Wpis z mikrobloga

Tak w kontekście wrzucanego jakiś czas temu filmiku z teslą, która zdecydowała się przyspieszać sama, podrzucę swoją historyjkę, co prawda nie ma w niej tesli, ale sytuacja podobna:)

TL; DR - zablokował mi się pedał gazu w skrajnym położeniu na autostradzie, trochę się obsrałem

Mam takiego 20+ letniego gruza. Od nowości w rodzinie i trochę szkoda się pozbywać, tym bardziej że klasa premium ( ͡° ͜ʖ ͡°) Co roku mówię sobie: yyy, no to może w końcu kupić sobie normalne auto - i co roku patrząc, że przez 12 miesięcy zrobiłem 9k km tłumaczę sobie, że auto za 150-250k PLN w moim przypadku to raczej fanaberia niż potrzeba. A crossovera segmentu C za 120k nie chcę, już wolę swojego grata. Bo ogólnie jest dobrze utrzymany, automatyczna skrzynia, klima nabita, w środku cicho, co rok-dwa parę koła w ogarnięcie jakiś pierdół trzeba włożyć, ale gania dalej.

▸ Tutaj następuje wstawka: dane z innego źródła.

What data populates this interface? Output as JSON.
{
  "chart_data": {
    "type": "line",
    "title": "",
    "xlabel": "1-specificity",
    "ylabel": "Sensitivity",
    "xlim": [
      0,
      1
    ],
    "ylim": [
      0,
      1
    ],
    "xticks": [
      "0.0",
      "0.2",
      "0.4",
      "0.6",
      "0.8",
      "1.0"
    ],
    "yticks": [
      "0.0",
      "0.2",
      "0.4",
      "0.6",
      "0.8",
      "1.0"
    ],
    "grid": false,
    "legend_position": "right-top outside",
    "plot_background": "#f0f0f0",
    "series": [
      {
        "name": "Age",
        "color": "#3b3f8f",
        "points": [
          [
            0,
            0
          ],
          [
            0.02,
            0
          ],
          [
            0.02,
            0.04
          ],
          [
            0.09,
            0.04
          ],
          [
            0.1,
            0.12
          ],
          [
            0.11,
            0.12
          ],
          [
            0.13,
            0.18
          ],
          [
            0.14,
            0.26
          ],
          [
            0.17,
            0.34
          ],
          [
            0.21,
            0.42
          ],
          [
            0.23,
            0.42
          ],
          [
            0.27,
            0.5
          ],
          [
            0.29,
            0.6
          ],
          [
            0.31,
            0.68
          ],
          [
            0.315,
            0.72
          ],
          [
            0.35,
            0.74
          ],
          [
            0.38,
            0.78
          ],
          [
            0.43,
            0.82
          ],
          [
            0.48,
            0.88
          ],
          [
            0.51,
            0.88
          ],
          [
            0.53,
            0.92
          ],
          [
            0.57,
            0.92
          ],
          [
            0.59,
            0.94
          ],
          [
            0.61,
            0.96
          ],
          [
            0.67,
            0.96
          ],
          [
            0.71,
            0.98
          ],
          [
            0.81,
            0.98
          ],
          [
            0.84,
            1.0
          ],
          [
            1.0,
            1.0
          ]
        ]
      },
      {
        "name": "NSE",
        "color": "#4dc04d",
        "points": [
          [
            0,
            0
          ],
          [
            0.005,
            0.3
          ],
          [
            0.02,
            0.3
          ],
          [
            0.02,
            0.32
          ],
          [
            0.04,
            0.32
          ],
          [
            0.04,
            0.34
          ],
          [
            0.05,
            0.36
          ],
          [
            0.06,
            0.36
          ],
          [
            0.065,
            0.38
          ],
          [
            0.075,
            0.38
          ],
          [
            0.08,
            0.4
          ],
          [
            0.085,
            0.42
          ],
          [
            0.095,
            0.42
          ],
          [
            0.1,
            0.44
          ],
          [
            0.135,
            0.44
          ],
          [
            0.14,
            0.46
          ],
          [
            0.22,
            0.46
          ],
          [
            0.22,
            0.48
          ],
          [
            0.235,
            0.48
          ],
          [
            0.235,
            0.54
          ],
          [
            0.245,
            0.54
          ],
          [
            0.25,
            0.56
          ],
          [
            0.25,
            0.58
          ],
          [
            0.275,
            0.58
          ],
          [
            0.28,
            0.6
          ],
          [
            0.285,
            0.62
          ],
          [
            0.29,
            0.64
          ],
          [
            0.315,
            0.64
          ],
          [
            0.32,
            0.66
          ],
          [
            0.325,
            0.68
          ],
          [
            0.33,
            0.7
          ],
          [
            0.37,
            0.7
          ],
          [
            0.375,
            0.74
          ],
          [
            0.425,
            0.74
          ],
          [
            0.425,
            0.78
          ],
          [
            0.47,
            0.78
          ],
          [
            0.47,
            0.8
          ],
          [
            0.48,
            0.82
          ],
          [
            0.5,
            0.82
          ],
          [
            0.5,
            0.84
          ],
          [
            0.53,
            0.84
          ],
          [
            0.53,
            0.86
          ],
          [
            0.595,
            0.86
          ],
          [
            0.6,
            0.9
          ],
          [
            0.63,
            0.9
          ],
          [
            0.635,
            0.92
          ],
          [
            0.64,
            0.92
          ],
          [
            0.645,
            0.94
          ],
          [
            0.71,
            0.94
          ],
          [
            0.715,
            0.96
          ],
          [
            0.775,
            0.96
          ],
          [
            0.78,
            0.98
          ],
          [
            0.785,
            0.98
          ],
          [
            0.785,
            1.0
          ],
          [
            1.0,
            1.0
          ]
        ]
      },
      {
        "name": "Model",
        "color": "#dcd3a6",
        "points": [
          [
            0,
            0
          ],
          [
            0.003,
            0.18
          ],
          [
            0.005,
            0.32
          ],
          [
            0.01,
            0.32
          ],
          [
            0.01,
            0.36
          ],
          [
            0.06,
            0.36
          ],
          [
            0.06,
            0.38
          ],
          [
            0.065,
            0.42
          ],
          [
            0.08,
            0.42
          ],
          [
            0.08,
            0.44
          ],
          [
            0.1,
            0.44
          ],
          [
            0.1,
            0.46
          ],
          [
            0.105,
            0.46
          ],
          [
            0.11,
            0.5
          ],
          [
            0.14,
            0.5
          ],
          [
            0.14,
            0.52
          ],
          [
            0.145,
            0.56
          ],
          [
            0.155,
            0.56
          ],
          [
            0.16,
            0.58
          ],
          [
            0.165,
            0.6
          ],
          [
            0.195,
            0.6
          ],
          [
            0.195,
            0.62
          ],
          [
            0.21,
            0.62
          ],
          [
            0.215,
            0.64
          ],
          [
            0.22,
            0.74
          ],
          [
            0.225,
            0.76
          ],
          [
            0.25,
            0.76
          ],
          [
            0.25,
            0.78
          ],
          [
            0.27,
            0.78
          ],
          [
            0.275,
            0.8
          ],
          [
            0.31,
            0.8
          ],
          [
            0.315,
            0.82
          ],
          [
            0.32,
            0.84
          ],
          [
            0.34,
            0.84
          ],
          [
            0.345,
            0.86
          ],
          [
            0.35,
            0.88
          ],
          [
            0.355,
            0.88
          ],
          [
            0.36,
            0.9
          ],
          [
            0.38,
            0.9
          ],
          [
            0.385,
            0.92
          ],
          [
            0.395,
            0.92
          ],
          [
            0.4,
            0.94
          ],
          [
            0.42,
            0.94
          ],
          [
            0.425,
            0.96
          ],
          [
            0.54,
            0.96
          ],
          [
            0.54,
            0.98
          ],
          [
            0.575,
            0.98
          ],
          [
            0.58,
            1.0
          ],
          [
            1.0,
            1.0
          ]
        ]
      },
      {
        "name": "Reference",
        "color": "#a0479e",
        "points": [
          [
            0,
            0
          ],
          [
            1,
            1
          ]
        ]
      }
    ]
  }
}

Generalnie nie mam zaufania do mechaników. Dawno temu jacyś partacze połamali mi iglice gaźników w motocyklu, od tamtej pory wszystkie rzeczy w moto ogarniam sobie sam. Mam sporo narzędzi i nawet sprawia mi to frajdę. Z autem niestety nie jest tak łatwo - o ile motocykl jest niewielki i wszystko jest względnie na wierzchu, do auta już przydałby się jakiś podnośnik albo kanał, a na to nie mam warunków. Oczywiście, jakieś drobiazgi czasem sobie poogarniam, natomiast zwykle jeżdżę do serwisu, mam kilka w miarę zaufanych, gdzie wiem, że nie uprawia się kombinatorstwa. Ostatnio właśnie robiłem gruzowi grubszą kurację odmładzającą, pojeździł po warsztatach - dzięki czemu udało mi się w zasadzie wyeliminować większość jakichś od dawna odkładanych pierdół.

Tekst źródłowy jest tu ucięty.